Ailemizin bütün fertlerini Risâle-i Nur hizmetlerine dost ve taraftar yaptı. Eşim ve ben aksatmadan Risâle-i Nurları okuyoruz ve yapılan derslere de iştirak etme gayretindeyiz. Altınova'da evli olan kızım aktif olarak hizmetlerin içinde. Çocuklarımız ve torunlarımızla birlikte bu Kur’ân nurlarından istifade edip okumak ve hizmetinde bulunma imkânı vermesi için Rabbime duâ ediyorum.
Sizce önemli olan bir kaç hatıranızı bizimle paylaşır mısınız?

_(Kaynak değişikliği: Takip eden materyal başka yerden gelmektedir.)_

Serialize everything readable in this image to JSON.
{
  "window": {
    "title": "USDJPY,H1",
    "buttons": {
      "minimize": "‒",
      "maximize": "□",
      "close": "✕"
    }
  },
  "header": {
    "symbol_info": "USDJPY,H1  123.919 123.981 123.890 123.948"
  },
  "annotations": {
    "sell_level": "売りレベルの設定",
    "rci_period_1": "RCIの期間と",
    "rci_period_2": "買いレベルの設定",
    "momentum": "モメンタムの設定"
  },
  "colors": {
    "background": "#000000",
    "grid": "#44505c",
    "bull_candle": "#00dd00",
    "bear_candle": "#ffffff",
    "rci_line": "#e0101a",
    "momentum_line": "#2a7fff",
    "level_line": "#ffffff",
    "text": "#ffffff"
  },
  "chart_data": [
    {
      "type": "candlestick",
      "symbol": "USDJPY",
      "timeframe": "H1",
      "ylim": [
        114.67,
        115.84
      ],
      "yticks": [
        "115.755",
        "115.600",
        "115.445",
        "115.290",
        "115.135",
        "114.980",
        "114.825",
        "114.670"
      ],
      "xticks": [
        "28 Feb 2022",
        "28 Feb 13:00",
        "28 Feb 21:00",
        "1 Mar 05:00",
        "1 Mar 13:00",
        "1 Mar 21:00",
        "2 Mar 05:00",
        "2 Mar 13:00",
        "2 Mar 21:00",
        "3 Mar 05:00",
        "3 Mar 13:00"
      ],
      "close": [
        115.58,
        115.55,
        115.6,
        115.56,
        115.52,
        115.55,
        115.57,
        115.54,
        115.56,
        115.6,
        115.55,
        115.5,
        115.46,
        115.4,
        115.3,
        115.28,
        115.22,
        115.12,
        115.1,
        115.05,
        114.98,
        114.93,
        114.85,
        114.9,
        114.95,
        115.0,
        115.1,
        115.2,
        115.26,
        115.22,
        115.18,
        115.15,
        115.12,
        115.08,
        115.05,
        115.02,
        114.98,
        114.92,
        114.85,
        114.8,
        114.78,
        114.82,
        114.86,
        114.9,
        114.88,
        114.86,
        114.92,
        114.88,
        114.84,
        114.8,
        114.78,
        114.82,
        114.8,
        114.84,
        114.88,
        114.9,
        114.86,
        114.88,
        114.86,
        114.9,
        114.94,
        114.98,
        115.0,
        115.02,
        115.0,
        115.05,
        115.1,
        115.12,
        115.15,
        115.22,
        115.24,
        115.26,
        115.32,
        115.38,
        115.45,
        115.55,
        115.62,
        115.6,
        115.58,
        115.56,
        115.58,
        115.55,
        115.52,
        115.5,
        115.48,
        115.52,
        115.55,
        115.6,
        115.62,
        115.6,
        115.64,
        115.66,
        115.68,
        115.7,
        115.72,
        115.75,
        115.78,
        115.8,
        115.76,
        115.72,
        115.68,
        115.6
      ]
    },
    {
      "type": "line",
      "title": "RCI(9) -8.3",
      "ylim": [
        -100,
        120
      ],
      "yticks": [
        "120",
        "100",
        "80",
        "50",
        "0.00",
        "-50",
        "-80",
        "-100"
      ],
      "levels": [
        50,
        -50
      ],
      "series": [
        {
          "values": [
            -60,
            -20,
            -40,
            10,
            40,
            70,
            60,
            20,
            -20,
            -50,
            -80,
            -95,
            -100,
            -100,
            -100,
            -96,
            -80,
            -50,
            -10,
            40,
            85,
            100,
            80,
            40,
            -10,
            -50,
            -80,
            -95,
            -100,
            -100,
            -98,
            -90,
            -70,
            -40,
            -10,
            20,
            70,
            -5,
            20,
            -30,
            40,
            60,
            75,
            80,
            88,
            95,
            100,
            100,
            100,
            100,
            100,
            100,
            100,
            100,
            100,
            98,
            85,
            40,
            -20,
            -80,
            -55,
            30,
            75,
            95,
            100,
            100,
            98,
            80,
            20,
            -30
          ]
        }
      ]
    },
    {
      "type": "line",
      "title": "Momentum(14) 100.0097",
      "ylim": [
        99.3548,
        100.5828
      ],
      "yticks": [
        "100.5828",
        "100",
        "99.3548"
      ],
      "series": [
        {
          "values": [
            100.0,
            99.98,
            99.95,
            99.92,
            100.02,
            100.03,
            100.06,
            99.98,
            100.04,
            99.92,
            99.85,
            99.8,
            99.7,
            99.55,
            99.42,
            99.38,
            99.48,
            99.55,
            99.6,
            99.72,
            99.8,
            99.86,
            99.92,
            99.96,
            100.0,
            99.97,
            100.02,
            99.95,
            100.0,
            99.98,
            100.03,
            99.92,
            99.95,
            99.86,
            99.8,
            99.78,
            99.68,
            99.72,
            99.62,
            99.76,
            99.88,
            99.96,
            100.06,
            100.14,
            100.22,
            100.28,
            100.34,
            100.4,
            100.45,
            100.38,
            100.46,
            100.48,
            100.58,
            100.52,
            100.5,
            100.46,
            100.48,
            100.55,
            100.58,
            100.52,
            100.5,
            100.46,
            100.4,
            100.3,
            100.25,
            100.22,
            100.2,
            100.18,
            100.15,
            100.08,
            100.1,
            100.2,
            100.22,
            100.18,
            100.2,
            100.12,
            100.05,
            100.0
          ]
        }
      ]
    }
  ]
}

İman nurunun insanda ne kadar müsbet değişiklikler yaptığını fiilen gösteren bir hatıramın faydalı olacağını ümit ediyorum. Yusuf Kara, Hava Üssünden sonra bankada veznedar olarak çalışmaya başladı. Benim de bir miktar tasarruf ettiğim param vardı, bunu çalıştığı bankaya yatırmamı söyledi. Ben de bu parayı askere giderken oraya yatırdım. Kendisi İslâmî hayatı yaşamaya başlayınca faizin haram olduğunun farkına varmış. Beni bankaya para yatırmaya teşvik ettiğine pişman olup, faize bulaşmamam için paramı çekmemi söyledi ve kendisi de bankadaki işini değiştirdi. Bir gün dükkânda günlük risâle dersimi okuyordum. Sol görüşlü tanıdık bir arkadaş geldi ne okuduğumu merak etti. Risâle-i Nur olduğunu öğrenince tepki gösterdi. Yanlış olarak "bu kitaplar peygamberden bahsetmiyor" diye itham etti. Ben de rast gele bir sayfayı açtım, tevafuken hazreti peygamberin (asm) anlatıldığı bölüm çıktı. Okumaya başladım ve arkadaşım bilgisinin yanlış olduğunun farkına vardı. Ben konunu yerini bilmiyordum. İnayet-i İlâhî imdadıma yetişmişti... İnşaat malzemesi satarken İstanbul Üniversitesinde görevli prafosör bir müşterim vardı. Bir gün malzeme almak için gelmişti. İşi bitince yazıhanede Risâle-i Nurları gördü. Tenkit için, Üstadın çok malı olduğunu bu faaliyetleri para için yaptığını vesaire asılsız ithamlar yaptı. Yanımda Recep isminde lise öğrencisi bir Nur Talebesi vardı. Üstadın hayatında tatbik ettiği istiğna düsturunu ve Risâle-i Nurların maddî manevî hiçbir şeye alet edilmediğini, yalnız rıza-i İlâhî için hizmet edildiğini, Bediüzzaman'ın bütün mal varlığını bir sepete sığdırdığını ve dünya ile alâkasının sadece hizmet için olduğunu anlattı... Bir lise öğrencisinin gösterdiği bu cesaret benim için Risâle-i Nurları okuyan gençlerin kısa zamanda birçok doğru bilgiyi öğrendiklerinin ayinesi oldu.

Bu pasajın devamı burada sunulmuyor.